On July 19, mayhem visited cybersecurity software maker CrowdStrike and its thousands of customers around the globe impacting 8.5 million Windows devices.
Airlines, energy companies, and healthcare systems were among the businesses most severely impacted, which also forced several federal agencies to close down their local offices and disrupted emergency 911 call services.
CrowdStrike Founder and CEO, George Kurtz announced that the outage was caused by a defect found in its Falcon content update for Windows hosts. Mac and Linux hosts were not impacted.
It was not a cyberattack and the CrowdStrike sensor was operating normally. But does that matter if the underlying operating system crashes and issues a Blue Screen of Death (BSOD)? Ah, no worries, you’re still protected -- at least according to the CEO.
The obvious question is, “How did this happen’? The culprit is Channel File 291 (named with a pattern ‘C-00000291-*.sys’) contained a new detection logic to address malicious misuse of named pipes. The file was only served for a short window of one hour between 4 and 5 AM UTC.
Named pipes are an inter-process communication (IPC) mechanism included in Microsoft Windows platforms to provide reliable one-way and two-way data communications among processes on the same computer or among processes on different computers across a network.
To CrowdStrike’s credit, they took full responsibility for the faulty software update and subsequent global chaos, but doesn’t the behemoth in Redmond bare any responsibility? Almost immediately, Microsoft's Chief Communications Officer, Frank X. Shaw, noted on X, a 2009 agreement between the European Commission and Microsoft required Redmond to give security software the same level of access to Windows as Microsoft itself.
Yes, security software vendors can make products that take full advantage of Windows services, until you have a flawed update that gets pushed to millions of Windows devices. Surely, CrowdStrike would have benefited from a stronger SDLC process.
Publicly, they have not acknowledged their exact misstep – save that for congressional hearings with the House Oversite Committee and CISA. But it does call into question, who has oversite for the software supply chain? Is it the underlying operating system OEM or the third-party software provider? Or ideally, both. A collaborative software assurance certification might be helpful.
While these questions are left to be rooted out in Washington, it's clear that the best defense is a strong offense – VIGILANCE.
Any SDLC should have robust authentication mechanisms, vigilant code auditing, and a myriad of customer configurations and environments for testing. Sprinkle in back out procedure, a robust business continuity plan and DR measures.

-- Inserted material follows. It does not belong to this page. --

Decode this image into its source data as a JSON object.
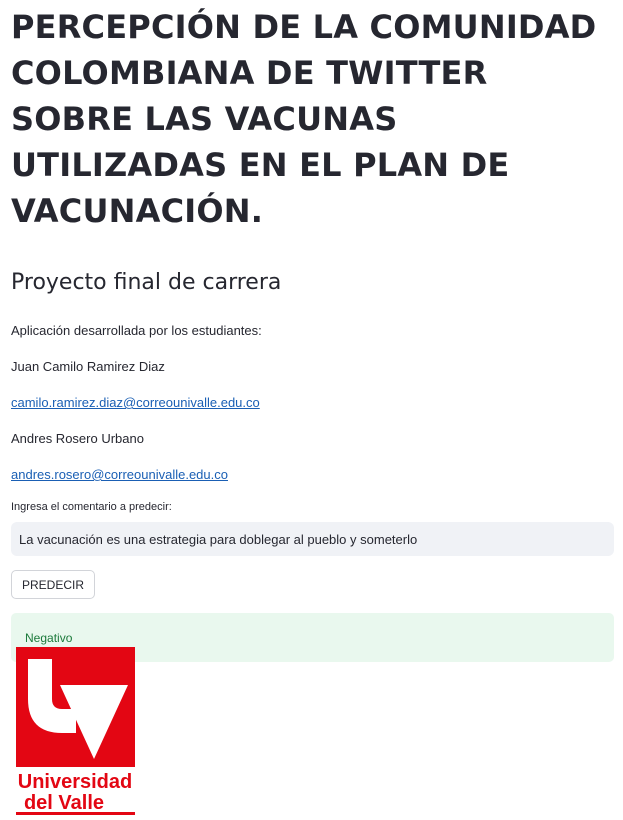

As a precautionary measure, it is advisable to rollout updates to pre-production environments in a segmented distribution and not ALL at once. As with elections, initial results are important indicators for the success of your software update campaign.
For IT leaders, the CrowdStrike outage serves as a reminder to:
Develop a Business Continuity Plan
Implement Crisis Management Best Practices
Build a Vendor Security Assessment Service
Optimize IT Change Management
Implement Risk-Based Vulnerability Management
CrowdStrike vows to work with Microsoft on secure and reliable access to the Windows kernel.
The attempt to access the 21st value when expecting on a 20th value produced an out-of-bounds memory read beyond the end of the input data array and resulted in a system crash.
The company says this is now incapable of recurring, it also says that process improvements and mitigation steps are underway and will be deployed to ensure further enhanced resilience.